Obschon seit Beginn des 20. Jahrhunderts laufend neue industriell hergestellte Cannabismedikamente auf den Markt kamen, ging der Gebrauch der Hanfpräparate in einigen Ländern (zum Beispiel in England) bereits wieder zurück (zu den Gründen siehe weiter unten).

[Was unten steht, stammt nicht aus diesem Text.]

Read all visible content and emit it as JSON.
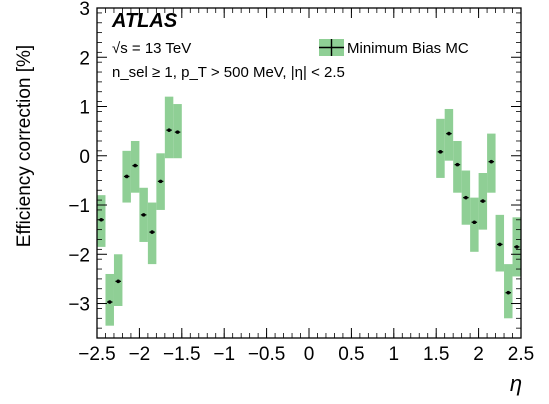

Die wissenschaftliche Erforschung des (Indischen) Hanfs hingegen wurde intensiv weitergeführt. Weiterhin waren es vor allem die Franzosen, die sich auf dem Gebiet der Hanfforschung hervortaten. Ein immer wiederkehrendes Thema war die Standardisierung der Hanfmedikamente: man war bemüht, diese sicherer zu machen. Auch in anderen Ländern Europas, beispielsweise Deutschland, blieb die pharmakologische Forschung mit Hanf nicht stehen. Renommierte deutsche Firmen wie Boeringer Ingelheim und insbesondere Merck in Darmstadt interessierten sich sehr für Cannabis. Merck wurde im Laufe der Zeit zum wichtigen Lieferanten für cannabishaltige Halbfabrikate wie Cannabinum tannicum (vgl. Abb. 10), aus welchem die Apotheken gebrauchsfertige Medikamente (zum Beispiel Pillen) herstellten. In der Schweiz nahmen die Basler Platzhirsche Hoffmann-La Roche und die Ciba (später Ciba-Geigy, heute Novartis) eine Pionierrolle ein. Interessant ist, dass sich die dritte große Basler Firma, Sandoz (heute Novartis), damals anscheinend nicht mit Hanf beschäftigte. Aufgrund ihrer damaligen Spezialisierung in Richtung Pflanzenalkaloide ließe sich dies zwar vermuten, aber es finden sich keine Hinweise darauf. Der Entdecker des LSD, Albert Hofmann, der seit 1929 bei Sandoz beschäftigt war, hatte zwar im Laufe der Zeit mit einigen psychotropen Substanzen nebst LSD experimentiert, nie aber mit Cannabis, wie er in einer persönlichen Mitteilung festhielt (briefliche Mitteilung von A. HOFMANN 1994).

Abb. 10: Inserat der Firma Merck, Darmstadt, um 1885.

Abb. 11: Sammlung Tschirch: Exponate von Cannabis indica und Cannabis sativa.

In der Schweiz war es neben Basel vor allem die Hauptstadt Bern, welche sich zur eigentlichen Hochburg der Haschischforschung entwickelte. Unter der Leitung des bekannten Pharmakologen Emil Bürgi erschienen in der Zeit von 1910 bis 1946 circa 30 Dissertationen zum Thema Cannabis. Bei einer Mehrzahl dieser Arbeiten wurde die Kombination eines Arzneistoffes mit Cannabis untersucht. Praktisch immer kamen die Autoren zu einem positiven Ergebnis in dem Sinne, dass eine Wirkungsverstärkung eintrat. Aufgrund dieser Ergebnisse kamen schließlich die hanfhaltigen Medikamente Indonal «Bürgi«, Indothein «Bürgi» und das Schlafmittel Satival auf den Markt.

Aus dieser Zeit stammt die vom bekannten Pharmakognosten und Pharmazieprofessor Alexander Tschirch aufgebaute Drogensammlung in Bern. Die mehrere tausend Exponate umfassende Sammlung enthält auch einige Exemplare von Cannabis beziehungsweise Haschisch (vgl. Abb. 11).